In the recent Spring Budget announced in March 2024, the Chancellor revealed plans to abolish tax reliefs for Furnished Holiday Lettings (FHLs) starting from 5 April 2025.

Although the specific legislation hasn't been released yet and with a General Election not far away, here’s what we can expect:

  • Reducing Income Tax relief for finance costs - currently, finance costs are fully deductible with no restrictions. However, starting from 5 April 2025, these costs will only be claimable as a tax reducer at 20% of the costs, similar to buy-to-let mortgage interest relief. This change might push some taxpayers into higher or additional tax rate thresholds.

  • Removal of Business Asset Capital Gains Tax (CGT) rates - currently, selling these properties benefits from a reduced CGT rate of 10% on gains up to £1 million under the Business Asset Disposal Relief (BADR) rules. However, from 5 April 2025, FHLs are expected to no longer qualify for this relief, and gains will be taxed at the standard residential CGT rates—currently 24% or less if any or the gain falls in your basic rate tax band.
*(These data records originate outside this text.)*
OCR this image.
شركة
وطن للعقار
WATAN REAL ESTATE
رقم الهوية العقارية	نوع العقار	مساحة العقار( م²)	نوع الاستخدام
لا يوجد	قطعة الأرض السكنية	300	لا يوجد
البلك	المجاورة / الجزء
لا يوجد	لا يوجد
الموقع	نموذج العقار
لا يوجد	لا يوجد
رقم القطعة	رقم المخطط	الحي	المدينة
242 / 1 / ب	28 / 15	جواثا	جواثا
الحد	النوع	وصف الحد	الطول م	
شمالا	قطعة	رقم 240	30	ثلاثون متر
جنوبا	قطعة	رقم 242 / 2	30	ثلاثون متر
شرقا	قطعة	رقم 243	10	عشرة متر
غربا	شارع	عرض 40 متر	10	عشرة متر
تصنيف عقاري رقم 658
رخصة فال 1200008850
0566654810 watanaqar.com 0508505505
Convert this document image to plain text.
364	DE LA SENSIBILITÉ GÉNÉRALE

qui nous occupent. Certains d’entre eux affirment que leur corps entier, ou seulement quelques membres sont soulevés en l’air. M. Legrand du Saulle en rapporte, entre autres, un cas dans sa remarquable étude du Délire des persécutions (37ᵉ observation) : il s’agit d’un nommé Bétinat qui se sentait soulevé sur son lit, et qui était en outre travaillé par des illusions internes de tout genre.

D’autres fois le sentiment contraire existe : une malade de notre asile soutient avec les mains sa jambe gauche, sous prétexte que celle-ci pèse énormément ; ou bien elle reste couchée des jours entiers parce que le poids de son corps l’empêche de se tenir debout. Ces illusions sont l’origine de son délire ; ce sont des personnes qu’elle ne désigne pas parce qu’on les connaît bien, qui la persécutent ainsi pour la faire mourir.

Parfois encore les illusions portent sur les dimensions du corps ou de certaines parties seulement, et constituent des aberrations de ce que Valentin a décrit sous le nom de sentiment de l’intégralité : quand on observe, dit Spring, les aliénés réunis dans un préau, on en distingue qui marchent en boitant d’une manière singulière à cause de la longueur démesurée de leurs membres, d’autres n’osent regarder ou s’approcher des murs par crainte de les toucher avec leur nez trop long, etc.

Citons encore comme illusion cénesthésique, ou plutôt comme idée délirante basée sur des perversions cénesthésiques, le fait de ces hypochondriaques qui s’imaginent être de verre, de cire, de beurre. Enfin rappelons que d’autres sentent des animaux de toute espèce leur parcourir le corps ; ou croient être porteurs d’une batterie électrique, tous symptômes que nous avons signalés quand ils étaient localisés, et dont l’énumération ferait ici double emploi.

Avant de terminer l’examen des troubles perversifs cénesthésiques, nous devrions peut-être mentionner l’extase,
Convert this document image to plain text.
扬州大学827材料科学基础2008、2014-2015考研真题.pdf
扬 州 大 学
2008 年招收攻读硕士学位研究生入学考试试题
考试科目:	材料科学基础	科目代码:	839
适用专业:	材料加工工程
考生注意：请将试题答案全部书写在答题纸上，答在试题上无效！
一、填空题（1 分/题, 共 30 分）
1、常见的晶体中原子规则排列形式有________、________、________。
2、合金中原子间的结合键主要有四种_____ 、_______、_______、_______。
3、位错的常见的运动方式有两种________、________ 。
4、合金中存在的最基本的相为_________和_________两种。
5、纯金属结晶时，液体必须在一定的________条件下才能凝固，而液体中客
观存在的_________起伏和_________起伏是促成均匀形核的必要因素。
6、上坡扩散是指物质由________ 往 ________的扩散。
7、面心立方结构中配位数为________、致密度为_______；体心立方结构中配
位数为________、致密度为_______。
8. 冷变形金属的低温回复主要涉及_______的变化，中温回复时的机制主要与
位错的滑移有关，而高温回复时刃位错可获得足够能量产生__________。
  • Withdrawal of further CGT Reliefs - At present, FHLs as business assets qualify for rollover and holdover reliefs. From 5 April 2025, these reliefs are expected to be withdrawn. This means gifting an FHL directly will trigger immediate CGT, unlike the current holdover provisions. Additionally, you won't be able to defer CGT by rolling over gains into a new FHL after this date

  • No Capital Allowances available - unfortunately, there will be no capital allowances on newly acquired business assets. However, you may be eligible for renewal relief on qualifying assets that are being replaced. Whilst we do not yet know the impact of this change, we fear it that any assets previously claimed for capital allowances will need to be revalued at market value as of 5 April 2025 which could trigger an immediate balancing charge, leading to additional tax payable! This is particularly relevant for landlords who have likely claimed 100% Annual Investment Allowance (AIA) on acquisition.

  • Loss Relief update - at the moment, losses from a FHL can be carried forward to offset future profits within the same FHL. We expect this to continue. Currently, non-FHL properties can offset their losses against profits from any other rental properties in the same tax year. We are hopeful that this option will also be extended to FHLs for losses incurred after 5 April 2025.